W dniu wczorajszym mieliśmy doskonały przykład na to, że rynki finansowe nawet jak wydają się być przewidywalne to takie nie są. Otóż w nocy z poniedziałku na wtorek uchwalono kolejny pakiet pomocowy dla Grecji, 130 mld euro popłynie do tego zadłużonego kraju będącego de facto bankrutem od dobrych kilku miesięcy. Do tej pory taka bez wątpienia pozytywna informacja wywoływała mniej lub bardziej krótkoterminową euforię na rynkach finansowych. Nie inaczej powinno być w tym wypadku. Wszyscy czekaliśmy z palcami na przyciskach „kupuj” jednak rynek postanowił nas rozczarować i nie zareagował prawie wcale. Co więcej w niektórych przypadkach podążył w przeciwną stronę niż można by się spodziewać. Oto przykłady:
- Informacja o pomocy dla Grecji powinna wywołać umocnienie się euro wobec dolara. Tak się nie stało. Po chwilowej nocnej euforii rynek szybko powrócił do poziomów sprzed ogłoszenia decyzji o pakiecie pomocowym.
- Parkiety w Niemczech i Polsce również nie drgnęły w sposób znaczący w związku z tą informacją. Pozostałe rynki europejskie i światowe również nie zareagowały.
Nasuwa się jedno uzasadnienie takiej sytuacji – uchwalenie pakietu pomocowego zostało uwzględnione w cenach wcześniej (ostatnie wzrosty na giełdach).

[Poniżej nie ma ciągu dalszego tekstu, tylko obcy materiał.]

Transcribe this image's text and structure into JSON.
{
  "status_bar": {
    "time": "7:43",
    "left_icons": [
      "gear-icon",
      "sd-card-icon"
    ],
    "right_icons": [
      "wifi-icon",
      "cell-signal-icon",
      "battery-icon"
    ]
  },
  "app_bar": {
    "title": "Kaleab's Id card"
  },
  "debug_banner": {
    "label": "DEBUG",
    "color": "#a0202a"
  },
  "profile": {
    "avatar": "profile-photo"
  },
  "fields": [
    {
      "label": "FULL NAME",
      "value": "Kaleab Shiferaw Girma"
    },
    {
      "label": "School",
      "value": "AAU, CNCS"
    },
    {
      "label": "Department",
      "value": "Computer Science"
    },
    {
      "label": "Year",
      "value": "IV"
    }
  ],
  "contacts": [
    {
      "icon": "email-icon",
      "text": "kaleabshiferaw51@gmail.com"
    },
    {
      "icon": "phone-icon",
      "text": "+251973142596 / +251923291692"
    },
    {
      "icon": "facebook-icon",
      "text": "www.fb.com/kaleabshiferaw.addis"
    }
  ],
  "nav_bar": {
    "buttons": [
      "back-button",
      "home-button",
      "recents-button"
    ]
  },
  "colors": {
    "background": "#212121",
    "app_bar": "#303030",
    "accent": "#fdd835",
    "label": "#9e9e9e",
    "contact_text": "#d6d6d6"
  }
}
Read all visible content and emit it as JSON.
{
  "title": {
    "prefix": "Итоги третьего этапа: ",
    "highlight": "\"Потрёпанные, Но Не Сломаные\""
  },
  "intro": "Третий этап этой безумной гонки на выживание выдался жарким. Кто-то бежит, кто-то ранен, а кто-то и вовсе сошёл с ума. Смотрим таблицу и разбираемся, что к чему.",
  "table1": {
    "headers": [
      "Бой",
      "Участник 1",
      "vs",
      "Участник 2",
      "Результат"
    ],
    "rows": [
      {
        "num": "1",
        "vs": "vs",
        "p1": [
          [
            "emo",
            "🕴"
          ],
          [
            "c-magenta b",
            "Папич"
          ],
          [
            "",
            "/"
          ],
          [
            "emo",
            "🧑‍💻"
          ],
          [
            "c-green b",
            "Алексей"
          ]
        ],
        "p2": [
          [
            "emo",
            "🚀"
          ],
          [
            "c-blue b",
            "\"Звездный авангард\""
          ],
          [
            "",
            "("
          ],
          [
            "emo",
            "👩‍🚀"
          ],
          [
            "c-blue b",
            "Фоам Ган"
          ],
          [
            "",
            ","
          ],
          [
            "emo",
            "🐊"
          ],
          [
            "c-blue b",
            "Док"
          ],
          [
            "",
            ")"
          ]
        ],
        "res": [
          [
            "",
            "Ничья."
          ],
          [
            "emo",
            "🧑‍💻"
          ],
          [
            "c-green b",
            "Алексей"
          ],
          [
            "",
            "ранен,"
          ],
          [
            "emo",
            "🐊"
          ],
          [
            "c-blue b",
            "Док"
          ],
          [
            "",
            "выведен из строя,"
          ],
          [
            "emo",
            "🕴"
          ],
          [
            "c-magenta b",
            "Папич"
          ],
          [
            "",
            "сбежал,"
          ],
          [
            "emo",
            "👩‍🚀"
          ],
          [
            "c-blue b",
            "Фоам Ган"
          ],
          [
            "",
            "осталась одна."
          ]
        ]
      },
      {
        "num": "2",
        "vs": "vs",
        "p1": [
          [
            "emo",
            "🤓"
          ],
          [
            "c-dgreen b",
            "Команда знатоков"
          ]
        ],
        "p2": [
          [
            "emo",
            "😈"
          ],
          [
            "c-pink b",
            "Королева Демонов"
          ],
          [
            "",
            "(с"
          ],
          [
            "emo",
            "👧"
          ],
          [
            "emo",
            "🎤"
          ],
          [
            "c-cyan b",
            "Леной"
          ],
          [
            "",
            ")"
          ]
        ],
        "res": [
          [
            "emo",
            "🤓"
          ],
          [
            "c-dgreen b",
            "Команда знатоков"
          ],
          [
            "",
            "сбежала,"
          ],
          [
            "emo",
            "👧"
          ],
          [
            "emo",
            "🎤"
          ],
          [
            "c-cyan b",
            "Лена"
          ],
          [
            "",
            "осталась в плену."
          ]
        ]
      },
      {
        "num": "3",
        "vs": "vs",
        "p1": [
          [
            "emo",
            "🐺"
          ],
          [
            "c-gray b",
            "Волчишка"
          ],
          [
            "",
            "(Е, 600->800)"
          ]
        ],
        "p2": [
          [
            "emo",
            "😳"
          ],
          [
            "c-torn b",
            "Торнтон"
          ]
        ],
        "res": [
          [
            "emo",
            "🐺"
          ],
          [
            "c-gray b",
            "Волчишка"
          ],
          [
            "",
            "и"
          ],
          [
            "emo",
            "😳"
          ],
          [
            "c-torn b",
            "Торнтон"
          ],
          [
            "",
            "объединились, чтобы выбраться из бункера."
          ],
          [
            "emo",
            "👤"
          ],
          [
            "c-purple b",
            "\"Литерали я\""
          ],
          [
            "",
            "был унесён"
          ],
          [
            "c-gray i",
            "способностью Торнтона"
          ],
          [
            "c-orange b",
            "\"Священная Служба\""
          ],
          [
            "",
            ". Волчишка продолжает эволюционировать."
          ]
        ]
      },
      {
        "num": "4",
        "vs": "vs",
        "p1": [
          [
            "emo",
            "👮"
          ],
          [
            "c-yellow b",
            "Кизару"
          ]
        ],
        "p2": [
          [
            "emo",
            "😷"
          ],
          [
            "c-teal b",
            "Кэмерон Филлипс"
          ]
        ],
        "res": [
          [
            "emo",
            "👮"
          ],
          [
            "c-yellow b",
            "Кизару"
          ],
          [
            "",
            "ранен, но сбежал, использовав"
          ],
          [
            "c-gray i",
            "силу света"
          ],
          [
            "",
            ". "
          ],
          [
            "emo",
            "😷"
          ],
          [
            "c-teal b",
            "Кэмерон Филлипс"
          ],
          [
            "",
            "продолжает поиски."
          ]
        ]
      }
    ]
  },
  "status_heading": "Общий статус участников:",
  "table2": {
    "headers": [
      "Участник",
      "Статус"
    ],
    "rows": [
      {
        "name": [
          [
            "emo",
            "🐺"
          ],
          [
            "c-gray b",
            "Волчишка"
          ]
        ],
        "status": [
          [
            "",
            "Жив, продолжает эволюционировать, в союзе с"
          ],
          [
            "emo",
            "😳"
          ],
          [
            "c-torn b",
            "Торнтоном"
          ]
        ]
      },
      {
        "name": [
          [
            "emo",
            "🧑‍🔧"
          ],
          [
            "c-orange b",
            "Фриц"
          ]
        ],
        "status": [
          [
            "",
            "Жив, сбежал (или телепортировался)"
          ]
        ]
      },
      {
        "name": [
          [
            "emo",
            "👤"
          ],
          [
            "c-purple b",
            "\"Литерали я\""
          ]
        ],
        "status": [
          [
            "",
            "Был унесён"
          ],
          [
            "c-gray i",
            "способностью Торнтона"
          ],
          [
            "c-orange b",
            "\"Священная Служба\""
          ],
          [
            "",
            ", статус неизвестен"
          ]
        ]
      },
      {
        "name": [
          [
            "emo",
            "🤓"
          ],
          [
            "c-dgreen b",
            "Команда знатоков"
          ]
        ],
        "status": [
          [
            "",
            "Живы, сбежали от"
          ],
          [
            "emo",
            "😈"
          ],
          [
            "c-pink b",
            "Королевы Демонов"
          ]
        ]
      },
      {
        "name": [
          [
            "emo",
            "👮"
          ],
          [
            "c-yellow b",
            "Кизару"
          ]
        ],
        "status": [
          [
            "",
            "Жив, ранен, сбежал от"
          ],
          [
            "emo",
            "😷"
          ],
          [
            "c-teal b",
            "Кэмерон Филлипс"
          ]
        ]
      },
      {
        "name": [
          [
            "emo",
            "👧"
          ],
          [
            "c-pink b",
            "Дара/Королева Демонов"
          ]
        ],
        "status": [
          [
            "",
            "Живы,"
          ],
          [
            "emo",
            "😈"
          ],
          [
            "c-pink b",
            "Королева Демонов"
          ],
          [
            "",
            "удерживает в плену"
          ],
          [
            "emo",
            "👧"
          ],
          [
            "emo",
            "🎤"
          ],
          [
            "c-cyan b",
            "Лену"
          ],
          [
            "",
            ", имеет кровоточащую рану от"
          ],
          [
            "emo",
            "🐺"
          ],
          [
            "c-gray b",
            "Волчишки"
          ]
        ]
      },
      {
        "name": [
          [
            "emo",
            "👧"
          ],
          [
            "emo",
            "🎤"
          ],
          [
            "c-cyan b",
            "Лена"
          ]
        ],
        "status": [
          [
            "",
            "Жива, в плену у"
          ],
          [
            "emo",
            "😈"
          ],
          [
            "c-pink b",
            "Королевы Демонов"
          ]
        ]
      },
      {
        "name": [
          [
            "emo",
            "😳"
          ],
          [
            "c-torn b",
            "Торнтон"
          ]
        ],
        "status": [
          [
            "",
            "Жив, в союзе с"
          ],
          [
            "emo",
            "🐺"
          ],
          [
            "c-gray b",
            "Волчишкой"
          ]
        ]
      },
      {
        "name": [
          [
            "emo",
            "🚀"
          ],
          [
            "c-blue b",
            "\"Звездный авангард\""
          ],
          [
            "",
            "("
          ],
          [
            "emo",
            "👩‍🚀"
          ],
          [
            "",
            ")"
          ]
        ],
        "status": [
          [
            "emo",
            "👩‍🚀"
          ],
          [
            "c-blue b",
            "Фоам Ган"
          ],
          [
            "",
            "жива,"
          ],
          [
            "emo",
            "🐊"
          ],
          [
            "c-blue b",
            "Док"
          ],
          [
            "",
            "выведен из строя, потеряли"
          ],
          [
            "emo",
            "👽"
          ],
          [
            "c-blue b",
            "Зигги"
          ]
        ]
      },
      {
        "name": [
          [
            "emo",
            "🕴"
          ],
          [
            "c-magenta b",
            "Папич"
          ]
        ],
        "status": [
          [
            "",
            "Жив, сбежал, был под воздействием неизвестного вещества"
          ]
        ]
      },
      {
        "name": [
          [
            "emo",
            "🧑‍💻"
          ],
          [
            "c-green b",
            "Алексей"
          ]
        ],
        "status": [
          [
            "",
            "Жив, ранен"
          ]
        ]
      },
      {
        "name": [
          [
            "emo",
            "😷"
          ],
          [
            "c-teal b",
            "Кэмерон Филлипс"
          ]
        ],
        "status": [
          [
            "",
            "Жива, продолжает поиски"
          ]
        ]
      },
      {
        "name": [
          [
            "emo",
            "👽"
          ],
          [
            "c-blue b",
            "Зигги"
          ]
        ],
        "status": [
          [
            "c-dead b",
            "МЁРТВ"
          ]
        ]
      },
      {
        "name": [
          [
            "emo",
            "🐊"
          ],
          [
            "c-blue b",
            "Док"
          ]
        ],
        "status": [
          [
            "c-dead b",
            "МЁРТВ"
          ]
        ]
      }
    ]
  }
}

Czy jest to dowodem na nieracjonalność uczestników rynku? W pewnym sensie tak. Nikt w świetle wypowiedzi ministra Wolfgang Schäuble, ministra Jean-Claude Junckera oraz niepokojów społecznych w Grecji związanych drastycznymi cięciami wydatków oraz z zbliżającymi się wyborami nie mógł z całą pewnością powiedzieć, że pomoc zostanie przyznana. Graniczyło to z szaleństwem, tak jak i z szaleństwem graniczy to, że pomoc ostatecznie została przyznana. Wprawdzie duża część tych pieniędzy została wyjęta spod jurysdykcji Greków, nie mniej obawa przed destrukcyjnymi działaniami socjalistów w tym kraju pozostaje duża. Po wyborach mogą oni być w stanie zniszczyć koncepcję wychodzenia z kryzysu narzuconą Grekom przez UE. Wtedy pieniądze te zostaną zmarnowane.
Czy taki pesymistyczny scenariusz wynikający z dużego ryzyka politycznego jest uwzględniony w cenach? Czy przypadkiem nie stajemy się z zbyt dużych pesymistów zbyt dużymi optymistami? A może do tej pory byliśmy po prostu zbyt krótkowzroczni i zaistniała sytuacja jest objawem wnioskowania długoterminowego?
Komentarze 1
Karol
Bardzo ciekawe spostrzeżenia. Przemawiają, za teorią, że nie da się przewidzieć przyszłych cen akcji niezależnie od posiadanych informacji, bo obecne ceny akcji dyskontują już wszystkie (także te oczekiwane) informacje.